The good doctor abruptly bolted from the high-profile Gang of Six debt negotiations in May, complaining that Democrats would not make real changes to entitlements. “It’s just a recognition that we can’t get there,” he said at the time.
But Coburn is also one of Obama’s closest, and least likely, friends on Capitol Hill. The two hit it off at a freshman orientation dinner in 2004 after both won their seats and have remained close ever since. Coburn regularly writes personal notes to the president, and Obama once called Coburn “my brother in Christ” at a Washington prayer breakfast.

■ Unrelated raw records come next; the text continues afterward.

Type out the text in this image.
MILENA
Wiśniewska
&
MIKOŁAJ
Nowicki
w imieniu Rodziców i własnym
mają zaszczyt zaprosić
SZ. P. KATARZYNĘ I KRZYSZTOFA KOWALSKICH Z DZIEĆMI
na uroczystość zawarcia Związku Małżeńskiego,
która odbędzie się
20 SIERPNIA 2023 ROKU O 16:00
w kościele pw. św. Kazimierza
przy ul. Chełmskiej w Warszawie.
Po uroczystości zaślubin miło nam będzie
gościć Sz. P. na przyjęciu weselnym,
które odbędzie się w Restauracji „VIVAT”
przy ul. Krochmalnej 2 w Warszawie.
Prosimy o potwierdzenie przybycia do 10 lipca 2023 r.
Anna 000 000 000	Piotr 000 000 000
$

The Oklahoman also has said that middle ground has to be a part of the debt deal. On Monday, he unveiled his own plan to slash $9 trillion from the federal budget—more than double the size of the “grand bargain” that Obama and House Speaker John Boehner had briefly embraced. The Coburn blueprint includes $1 trillion in defense-spending cuts and more than $1 trillion in revenues from ending tax subsidies, sacrosanct items in previous Republican budgets. “Here we have this great big problem and what do we want to do? Punt because it’s easier?” he said. “That’s not what I came here to do.”
Although Senate Republicans seemed willing to go along with Coburn on Tuesday, the final deal will have to win over GOP House members, many of whom say they came to Washington expressly to stop the runaway federal spending that Congress has approved year after year.

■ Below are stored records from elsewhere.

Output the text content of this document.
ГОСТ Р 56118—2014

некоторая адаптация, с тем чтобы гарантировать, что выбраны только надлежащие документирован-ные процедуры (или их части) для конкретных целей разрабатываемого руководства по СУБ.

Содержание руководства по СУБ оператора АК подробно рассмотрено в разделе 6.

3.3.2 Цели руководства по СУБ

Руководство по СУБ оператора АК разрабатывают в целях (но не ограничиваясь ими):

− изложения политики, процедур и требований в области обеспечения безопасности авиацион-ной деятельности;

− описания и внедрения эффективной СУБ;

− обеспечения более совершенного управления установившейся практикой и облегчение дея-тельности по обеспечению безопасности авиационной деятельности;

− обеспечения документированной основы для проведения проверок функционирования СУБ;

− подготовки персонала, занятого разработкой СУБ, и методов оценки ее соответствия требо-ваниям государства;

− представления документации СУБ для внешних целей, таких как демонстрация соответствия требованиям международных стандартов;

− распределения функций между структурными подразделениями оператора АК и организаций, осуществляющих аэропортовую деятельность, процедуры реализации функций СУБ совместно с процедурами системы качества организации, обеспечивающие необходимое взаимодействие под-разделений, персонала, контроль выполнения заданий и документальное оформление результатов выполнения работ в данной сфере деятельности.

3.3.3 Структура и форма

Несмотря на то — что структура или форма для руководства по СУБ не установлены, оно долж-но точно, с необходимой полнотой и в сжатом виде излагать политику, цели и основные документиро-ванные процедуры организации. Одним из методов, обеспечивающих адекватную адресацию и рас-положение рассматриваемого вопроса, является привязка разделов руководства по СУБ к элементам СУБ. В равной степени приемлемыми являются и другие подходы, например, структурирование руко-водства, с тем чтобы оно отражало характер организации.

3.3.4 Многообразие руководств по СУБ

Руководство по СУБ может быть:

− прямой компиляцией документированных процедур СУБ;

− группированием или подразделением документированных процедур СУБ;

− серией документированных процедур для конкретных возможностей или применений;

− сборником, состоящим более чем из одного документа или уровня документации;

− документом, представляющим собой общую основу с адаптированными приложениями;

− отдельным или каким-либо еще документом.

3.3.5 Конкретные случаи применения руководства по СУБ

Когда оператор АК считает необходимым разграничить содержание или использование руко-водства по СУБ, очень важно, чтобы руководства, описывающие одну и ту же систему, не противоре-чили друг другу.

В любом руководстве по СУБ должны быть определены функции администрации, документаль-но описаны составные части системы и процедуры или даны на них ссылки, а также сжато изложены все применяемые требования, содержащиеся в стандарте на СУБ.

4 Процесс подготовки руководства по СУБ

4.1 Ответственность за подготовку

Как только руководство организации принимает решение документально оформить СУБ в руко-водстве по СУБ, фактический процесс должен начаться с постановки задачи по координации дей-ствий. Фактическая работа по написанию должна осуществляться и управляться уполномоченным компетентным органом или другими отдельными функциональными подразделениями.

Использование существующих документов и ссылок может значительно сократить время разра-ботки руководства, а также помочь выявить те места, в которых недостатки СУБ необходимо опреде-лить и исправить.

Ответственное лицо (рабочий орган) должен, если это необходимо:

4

“It’s going to boil down to freshmen Republicans who were elected in swing districts, where the Tea Party pushed them over the line but they’ve got a moderate electorate,” said Ron Bonjean, a former aide to the Republican leadership in Congress. “Those members will have to figure out how to thread the needle.”

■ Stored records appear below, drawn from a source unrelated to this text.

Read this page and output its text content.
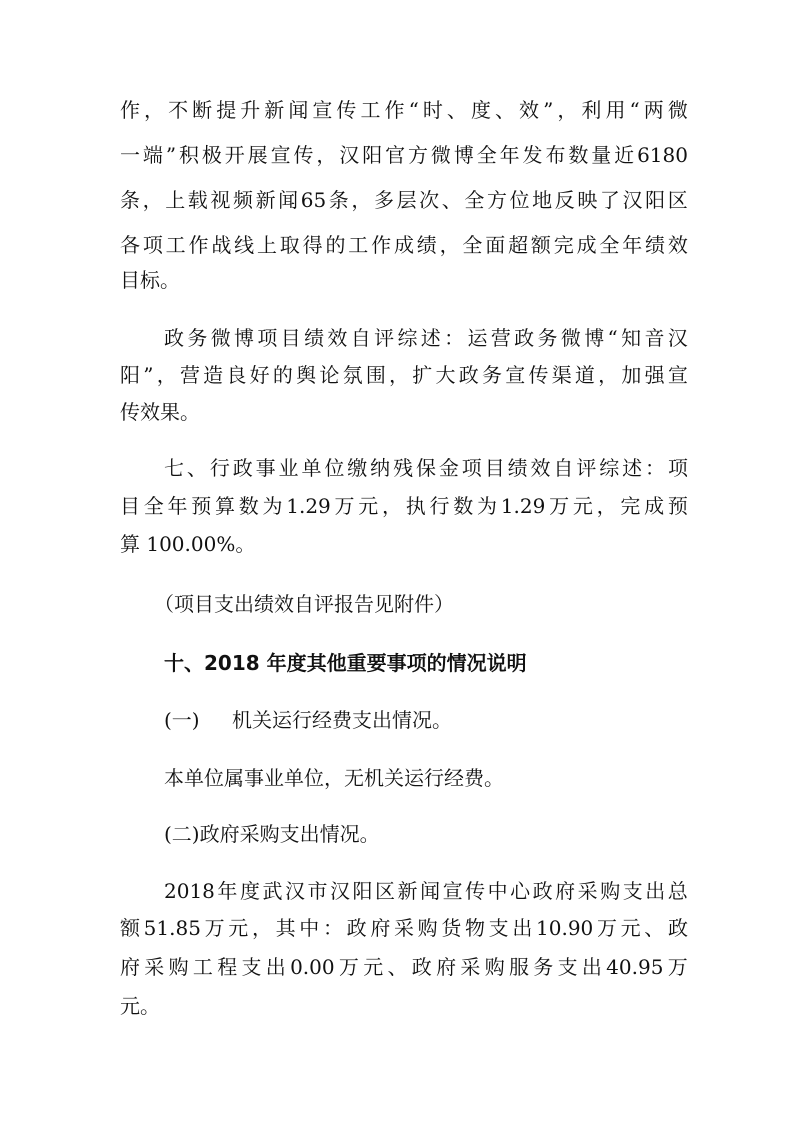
作 ， 不 断 提 升 新 闻 宣 传 工 作 “ 时 、 度 、 效 ” ， 利 用 “ 两 微

一 端 ” 积 极 开 展 宣 传 ， 汉 阳 官 方 微 博 全 年 发 布 数 量 近 6180

条 ， 上 载 视 频 新 闻 65 条 ， 多 层 次 、 全 方 位 地 反 映 了 汉 阳 区

各 项 工 作 战 线 上 取 得 的 工 作 成 绩 ， 全 面 超 额 完 成 全 年 绩 效

目标。

政 务 微 博 项 目 绩 效 自 评 综 述 ： 运 营 政 务 微 博 “ 知 音 汉

阳 ” ， 营 造 良 好 的 舆 论 氛 围 ， 扩 大 政 务 宣 传 渠 道 ， 加 强 宣

传效果。

七 、 行 政 事 业 单 位 缴 纳 残 保 金 项 目 绩 效 自 评 综 述 ： 项

目 全 年 预 算 数 为 1.29 万 元 ， 执 行 数 为 1.29 万 元 ， 完 成 预

算 100.00%。

（项目支出绩效自评报告见附件）

十、2018 年度其他重要事项的情况说明

(一) 机关运行经费支出情况。

本单位属事业单位，无机关运行经费。

(二)政府采购支出情况。

2018 年 度 武 汉 市 汉 阳 区 新 闻 宣 传 中 心 政 府 采 购 支 出 总

额 51.85 万 元 ， 其 中 ： 政 府 采 购 货 物 支 出 10.90 万 元 、 政

府 采 购 工 程 支 出 0.00 万 元 、 政 府 采 购 服 务 支 出 40.95 万

元。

Bonjean said any deal will turn on “the fine print,” especially if taxes are included, since Republicans must recognize that many Tea Party members will balk at a compromise.
“There will always be an unhappy element for the Tea Partiers who did not think it went far enough, and that’s OK,” he said.
The first step in getting House Republicans to agree to a deal they may not want was letting them vote on a package they do. On Tuesday night, the House passed a plan on a mostly party-line vote of 234 to 190 to slash federal spending to 1966 levels and require a balanced budget amendment to the Constitution in exchange for raising the current debt limit.
But Obama vowed to veto the bill, and House Democrats accused Republicans of wasting precious time with political theater.
“I will bet you cash money that it ain’t going to become the law,” said Rep. Alcee Hastings, a Florida Democrat, offering to wager with freshman Georgia Republican Rob Woodall on the bill’s chances of passing the Senate.
With the Aug. 2 deadline looming, a series of national polls show growing pressure from an anxious American public for Congress to do something—anything—to avoid a default.
A Wall Street Journal/NBC News poll found just 18 percent of Americans believe that the economy would be unharmed if Congress fails to increase the debt ceiling. A CBS poll showed more than 80 percent of Americans predicting a severe downturn in the economy and stock market without a debt-ceiling increase. In the same survey, 71 percent of people disapproved of how Republicans are handling the negotiations.
“If there is in instability caused by an imminent default, that could force a deal,” Bonjean said. “The volume is growing.”